Where do you get that figure Shaba? Conti have not finalised or drawn down any of the ABSA finance package yet. $15m of the ABSA package is an overdraft/working capital facility, $15m will be used to extinguish the EDF debt & $35m will go towards Penumbra, which should turn out to be a very profitable, long life mine.

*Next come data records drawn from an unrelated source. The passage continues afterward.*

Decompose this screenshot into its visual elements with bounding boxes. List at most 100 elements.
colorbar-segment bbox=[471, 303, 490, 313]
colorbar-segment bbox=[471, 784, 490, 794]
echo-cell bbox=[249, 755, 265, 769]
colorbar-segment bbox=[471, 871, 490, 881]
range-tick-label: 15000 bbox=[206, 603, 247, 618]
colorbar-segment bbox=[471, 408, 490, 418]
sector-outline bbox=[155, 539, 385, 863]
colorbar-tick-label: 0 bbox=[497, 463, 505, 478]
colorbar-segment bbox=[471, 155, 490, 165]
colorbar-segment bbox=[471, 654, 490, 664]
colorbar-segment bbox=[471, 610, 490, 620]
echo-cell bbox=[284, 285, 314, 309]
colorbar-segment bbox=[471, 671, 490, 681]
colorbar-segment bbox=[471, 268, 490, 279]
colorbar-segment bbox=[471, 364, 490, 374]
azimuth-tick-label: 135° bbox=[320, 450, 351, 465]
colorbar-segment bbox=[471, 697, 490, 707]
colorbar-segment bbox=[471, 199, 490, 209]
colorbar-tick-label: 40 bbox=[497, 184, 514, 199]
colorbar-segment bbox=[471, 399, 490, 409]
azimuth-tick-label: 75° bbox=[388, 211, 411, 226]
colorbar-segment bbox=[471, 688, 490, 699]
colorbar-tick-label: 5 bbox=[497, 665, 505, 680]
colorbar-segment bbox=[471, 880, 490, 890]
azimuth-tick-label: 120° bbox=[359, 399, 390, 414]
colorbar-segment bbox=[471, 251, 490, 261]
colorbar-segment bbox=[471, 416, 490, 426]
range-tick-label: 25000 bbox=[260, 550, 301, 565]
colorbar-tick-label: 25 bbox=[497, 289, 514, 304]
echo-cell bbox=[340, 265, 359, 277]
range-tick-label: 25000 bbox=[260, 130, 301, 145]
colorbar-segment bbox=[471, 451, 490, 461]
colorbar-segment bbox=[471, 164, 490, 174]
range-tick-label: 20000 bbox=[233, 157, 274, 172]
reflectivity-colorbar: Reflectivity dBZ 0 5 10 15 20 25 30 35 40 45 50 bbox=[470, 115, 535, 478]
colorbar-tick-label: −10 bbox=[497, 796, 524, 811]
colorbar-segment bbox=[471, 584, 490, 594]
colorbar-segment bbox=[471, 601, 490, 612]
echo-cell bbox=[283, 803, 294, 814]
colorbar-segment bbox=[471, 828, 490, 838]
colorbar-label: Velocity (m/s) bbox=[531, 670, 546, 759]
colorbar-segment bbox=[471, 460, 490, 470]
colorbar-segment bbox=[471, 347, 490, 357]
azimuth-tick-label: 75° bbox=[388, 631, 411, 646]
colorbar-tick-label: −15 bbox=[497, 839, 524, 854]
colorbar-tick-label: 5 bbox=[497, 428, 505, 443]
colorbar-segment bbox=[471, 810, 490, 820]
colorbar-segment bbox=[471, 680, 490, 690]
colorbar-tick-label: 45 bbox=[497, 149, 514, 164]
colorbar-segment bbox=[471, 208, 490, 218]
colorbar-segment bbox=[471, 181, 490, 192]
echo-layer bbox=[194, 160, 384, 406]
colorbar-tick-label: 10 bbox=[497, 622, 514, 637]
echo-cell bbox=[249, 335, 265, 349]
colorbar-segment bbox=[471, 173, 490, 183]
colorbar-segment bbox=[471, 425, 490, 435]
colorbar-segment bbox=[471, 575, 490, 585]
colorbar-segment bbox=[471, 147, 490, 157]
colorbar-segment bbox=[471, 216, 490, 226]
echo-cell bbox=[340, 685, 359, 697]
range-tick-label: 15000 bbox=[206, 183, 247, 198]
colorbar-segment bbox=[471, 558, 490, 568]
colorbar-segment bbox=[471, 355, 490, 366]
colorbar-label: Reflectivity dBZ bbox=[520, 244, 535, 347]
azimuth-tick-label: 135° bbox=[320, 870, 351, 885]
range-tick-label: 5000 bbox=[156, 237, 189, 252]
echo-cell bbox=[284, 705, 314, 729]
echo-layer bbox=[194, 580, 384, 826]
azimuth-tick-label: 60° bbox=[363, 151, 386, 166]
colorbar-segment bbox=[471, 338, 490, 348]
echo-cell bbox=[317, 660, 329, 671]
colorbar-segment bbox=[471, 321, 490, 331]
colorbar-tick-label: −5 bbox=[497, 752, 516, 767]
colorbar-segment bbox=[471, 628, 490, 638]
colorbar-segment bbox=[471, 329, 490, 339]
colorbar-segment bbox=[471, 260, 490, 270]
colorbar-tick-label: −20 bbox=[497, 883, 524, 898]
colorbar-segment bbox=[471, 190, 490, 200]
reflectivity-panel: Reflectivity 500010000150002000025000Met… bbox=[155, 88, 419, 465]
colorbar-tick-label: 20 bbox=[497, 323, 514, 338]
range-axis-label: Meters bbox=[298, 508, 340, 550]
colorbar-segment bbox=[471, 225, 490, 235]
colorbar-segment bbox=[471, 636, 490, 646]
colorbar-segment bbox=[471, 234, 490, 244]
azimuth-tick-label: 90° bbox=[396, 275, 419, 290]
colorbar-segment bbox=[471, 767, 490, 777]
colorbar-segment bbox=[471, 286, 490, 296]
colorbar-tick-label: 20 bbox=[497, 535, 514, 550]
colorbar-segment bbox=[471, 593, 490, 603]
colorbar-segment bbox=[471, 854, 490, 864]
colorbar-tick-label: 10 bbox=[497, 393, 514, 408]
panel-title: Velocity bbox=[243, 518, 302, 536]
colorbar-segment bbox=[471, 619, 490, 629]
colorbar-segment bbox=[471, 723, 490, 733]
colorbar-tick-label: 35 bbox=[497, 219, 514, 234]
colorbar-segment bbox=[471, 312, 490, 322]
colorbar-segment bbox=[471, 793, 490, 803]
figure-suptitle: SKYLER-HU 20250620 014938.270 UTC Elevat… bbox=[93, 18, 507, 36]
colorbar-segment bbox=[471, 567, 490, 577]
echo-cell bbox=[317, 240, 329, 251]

Did you also factor in the incoming $10m VanMag proceeds, or the $20m soon to be received from SIOC-CDT (with a further $10m to be paid), plus the fact that CCL will soon hold 100% of Mashala, and collect 74% of the revenue from Ferreira (approx $11m pa @ $30 margins & 500ktpa export sales). From yesterday's announcement Vlakvarkfontein is producing an annualised free cash flow now of ZAR73m = approx $10m USD
"i reckon CCC is worth based on its last few quarters and loss of 47 million i fair vaule (sic) is 50 million IMO anything over that is expensive"
I find it amazing that you were invested in Conti when its market cap was over $300m, and it had still to start drilling in Botswana, commence construction at Penumbra, secure ABSA funding, tie up a deal with SIOC-CDT, complete its reserves & resources report (and increase resources & reserves at its upcoming projects significantly), move to acquire 100% of Mashala and continue to prove its operational efficiencies & profitability at both mines.
I'll back Madison Williams over your valuation (see 13/5/11 report page 25) any day Shaba:
Continental trades at a significant discount to other coal producing peers. Continental currently trades at 3.7x consensus earnings estimates for 2012 and at 1.7x on an EV/EBITDA basis. Our 2012 EPS estimate of A$0.01 and EBITDA of A$52.4 million imply a 2012 P/E multiple of 8.1x and EV/EBITDA multiple of 3.3x, versus other ASX-listed coal producers trading at 11.4x earnings and 6.3x EBITDA. As Continental shows an ability to meet timelines and ramp up production, we would expect the company to be rewarded with corresponding multiple expansion.
Recent M&A transaction confirm implied valuation. Recent M&A transactions highlight the value of Continental's asset base. On May 4, 2011 Optimum Coal (OPT SJ, ZAR 29.00, Not Rated) announced a deal to pay ZAR 420 million in cash for Umcebo Mining's two prospecting rights containing an in-situ coal resource of about 120 Mt of thermal coal. At the implied resource value of US$0.52/t, we calculate a resource-based per share value of CCC shares at A$0.08. As Continental unlocks the value of its extensive resource base and ramps up EBITDA, we would expect the share price to more clearly reflect the underlying value of the company's assets.